Il convient de rechercher pour caractériser l'infraction si ces substances se retrouvent directement ou indirectement dans le produit fini.
S'il est admis que la L. Cystéine se retrouve dans le produit fini, au moins à l'état de traces, il n'est pas établi, en revanche que cet état de fait existe pour le bicarbonate d'ammonium pour lequel l'appelant justifie d'une étude relative à sa décomposition chimique pendant la cuisson. Une relaxe de ce chef sera donc prononcée.
La volonté de tromper sur la composition d'un produit résulte du fait da ne pas aviser le consommateur de l'utilisation de la L. Cystéine et ainsi de commercialiser un produit pouvant apparaître plus naturel que la concurrence en violation de l'obligation légale d'information du consommateur des ingrédients utilisés dans la fabrication d'une denrée alimentaire.

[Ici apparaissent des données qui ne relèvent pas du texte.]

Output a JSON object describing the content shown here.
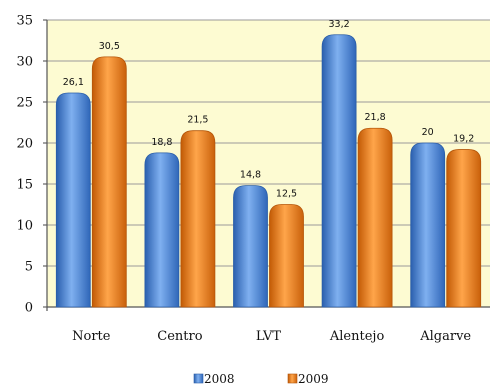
{
  "chart_data": {
    "type": "bar",
    "categories": [
      "Norte",
      "Centro",
      "LVT",
      "Alentejo",
      "Algarve"
    ],
    "series": [
      {
        "name": "2008",
        "values": [
          26.1,
          18.8,
          14.8,
          33.2,
          20
        ],
        "labels": [
          "26,1",
          "18,8",
          "14,8",
          "33,2",
          "20"
        ],
        "color": "#4a86d8"
      },
      {
        "name": "2009",
        "values": [
          30.5,
          21.5,
          12.5,
          21.8,
          19.2
        ],
        "labels": [
          "30,5",
          "21,5",
          "12,5",
          "21,8",
          "19,2"
        ],
        "color": "#f07a12"
      }
    ],
    "ylim": [
      0,
      35
    ],
    "yticks": [
      0,
      5,
      10,
      15,
      20,
      25,
      30,
      35
    ],
    "grid": true,
    "legend_position": "bottom",
    "plot_background": "#fdfbd2",
    "title": "",
    "xlabel": "",
    "ylabel": ""
  }
}
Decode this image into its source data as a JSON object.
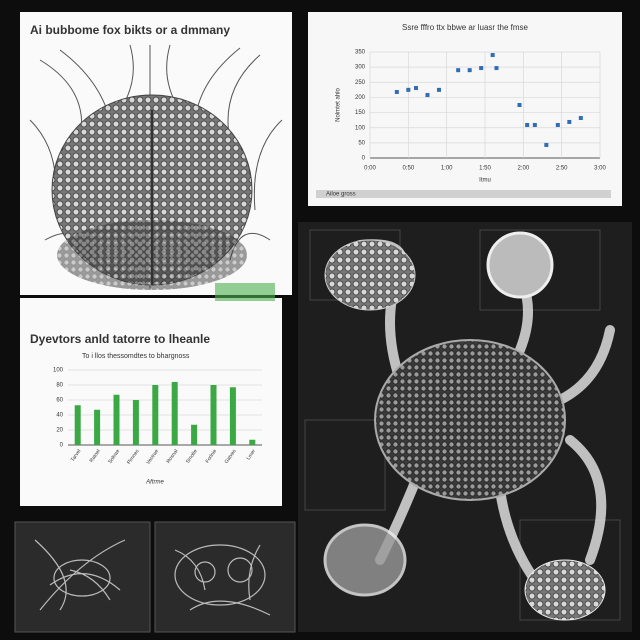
{
  "illustration": {
    "title": "Ai bubbome fox bikts or a dmmany"
  },
  "scatter_chart": {
    "type": "scatter",
    "title": "Ssre fffro ttx bbwe ar luasr the fmse",
    "x_label": "Itmu",
    "y_label": "Nolmtet ahlo",
    "footer": "Ailoe gross",
    "color": "#2f6db5",
    "x": [
      0.7,
      1.0,
      1.2,
      1.5,
      1.8,
      2.3,
      2.6,
      2.9,
      3.2,
      3.3,
      3.9,
      4.1,
      4.3,
      4.6,
      4.9,
      5.2,
      5.5
    ],
    "values": [
      218,
      225,
      231,
      208,
      225,
      290,
      290,
      297,
      340,
      297,
      175,
      109,
      109,
      43,
      109,
      119,
      132
    ],
    "xlim": [
      0,
      6
    ],
    "xticks": [
      {
        "value": 0,
        "label": "0:00"
      },
      {
        "value": 1,
        "label": "0:50"
      },
      {
        "value": 2,
        "label": "1:00"
      },
      {
        "value": 3,
        "label": "1:50"
      },
      {
        "value": 4,
        "label": "2:00"
      },
      {
        "value": 5,
        "label": "2:50"
      },
      {
        "value": 6,
        "label": "3:00"
      }
    ],
    "ylim": [
      0,
      350
    ],
    "yticks": [
      0,
      50,
      100,
      150,
      200,
      250,
      300,
      350
    ],
    "grid": true
  },
  "bar_chart": {
    "type": "bar",
    "title": "Dyevtors anld tatorre to lheanle",
    "subtitle": "To i llos thessomdtes to bhargnoss",
    "x_label": "Aftrme",
    "color": "#3aa843",
    "categories": [
      "Tarvel",
      "Ratoel",
      "Soltrae",
      "Pimnes",
      "Vectrae",
      "Rosnal",
      "Smolte",
      "Forlnie",
      "Gatves",
      "Lmer"
    ],
    "values": [
      53,
      47,
      67,
      60,
      80,
      84,
      27,
      80,
      77,
      7
    ],
    "ylim": [
      0,
      100
    ],
    "yticks": [
      0,
      20,
      40,
      60,
      80,
      100
    ],
    "grid": true
  }
}
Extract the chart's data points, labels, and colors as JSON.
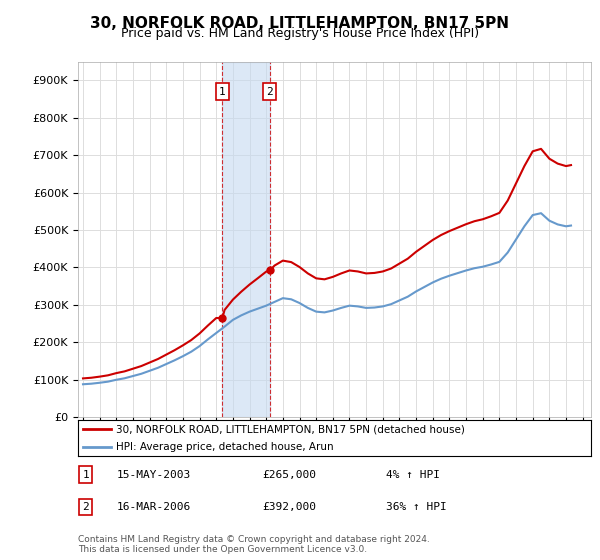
{
  "title": "30, NORFOLK ROAD, LITTLEHAMPTON, BN17 5PN",
  "subtitle": "Price paid vs. HM Land Registry's House Price Index (HPI)",
  "title_fontsize": 11,
  "subtitle_fontsize": 9,
  "ylabel_ticks": [
    "£0",
    "£100K",
    "£200K",
    "£300K",
    "£400K",
    "£500K",
    "£600K",
    "£700K",
    "£800K",
    "£900K"
  ],
  "ytick_values": [
    0,
    100000,
    200000,
    300000,
    400000,
    500000,
    600000,
    700000,
    800000,
    900000
  ],
  "ylim": [
    0,
    950000
  ],
  "xlim_start": 1994.7,
  "xlim_end": 2025.5,
  "sale1_x": 2003.37,
  "sale1_y": 265000,
  "sale2_x": 2006.21,
  "sale2_y": 392000,
  "shade_color": "#c6d9f0",
  "shade_alpha": 0.6,
  "property_line_color": "#cc0000",
  "hpi_line_color": "#6699cc",
  "sale_marker_color": "#cc0000",
  "footnote": "Contains HM Land Registry data © Crown copyright and database right 2024.\nThis data is licensed under the Open Government Licence v3.0.",
  "legend1_label": "30, NORFOLK ROAD, LITTLEHAMPTON, BN17 5PN (detached house)",
  "legend2_label": "HPI: Average price, detached house, Arun",
  "table_rows": [
    {
      "num": "1",
      "date": "15-MAY-2003",
      "price": "£265,000",
      "change": "4% ↑ HPI"
    },
    {
      "num": "2",
      "date": "16-MAR-2006",
      "price": "£392,000",
      "change": "36% ↑ HPI"
    }
  ],
  "years_hpi": [
    1995,
    1995.5,
    1996,
    1996.5,
    1997,
    1997.5,
    1998,
    1998.5,
    1999,
    1999.5,
    2000,
    2000.5,
    2001,
    2001.5,
    2002,
    2002.5,
    2003,
    2003.5,
    2004,
    2004.5,
    2005,
    2005.5,
    2006,
    2006.5,
    2007,
    2007.5,
    2008,
    2008.5,
    2009,
    2009.5,
    2010,
    2010.5,
    2011,
    2011.5,
    2012,
    2012.5,
    2013,
    2013.5,
    2014,
    2014.5,
    2015,
    2015.5,
    2016,
    2016.5,
    2017,
    2017.5,
    2018,
    2018.5,
    2019,
    2019.5,
    2020,
    2020.5,
    2021,
    2021.5,
    2022,
    2022.5,
    2023,
    2023.5,
    2024,
    2024.3
  ],
  "hpi_values": [
    88000,
    89500,
    92000,
    95000,
    100000,
    104000,
    110000,
    116000,
    124000,
    132000,
    142000,
    152000,
    163000,
    175000,
    190000,
    208000,
    225000,
    242000,
    260000,
    272000,
    282000,
    290000,
    298000,
    308000,
    318000,
    315000,
    305000,
    292000,
    282000,
    280000,
    285000,
    292000,
    298000,
    296000,
    292000,
    293000,
    296000,
    302000,
    312000,
    322000,
    336000,
    348000,
    360000,
    370000,
    378000,
    385000,
    392000,
    398000,
    402000,
    408000,
    415000,
    440000,
    475000,
    510000,
    540000,
    545000,
    525000,
    515000,
    510000,
    512000
  ]
}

Par ces motifs, Statuant publiquement et par arrêt contradictoire à signifier; Infirme partiellement le jugement entrepris; Confirme la relaxe en ce qui concerne le bicarbonate d'ammonium; Condamne Guy S pour l'absence d'indication dans les ingrédients utilisés de la L. Cystéine; Ainsi jugé et prononcé par application de l'article 213-1 du Code de la consommation; En répression, le condamne à une amende de 20 000 F.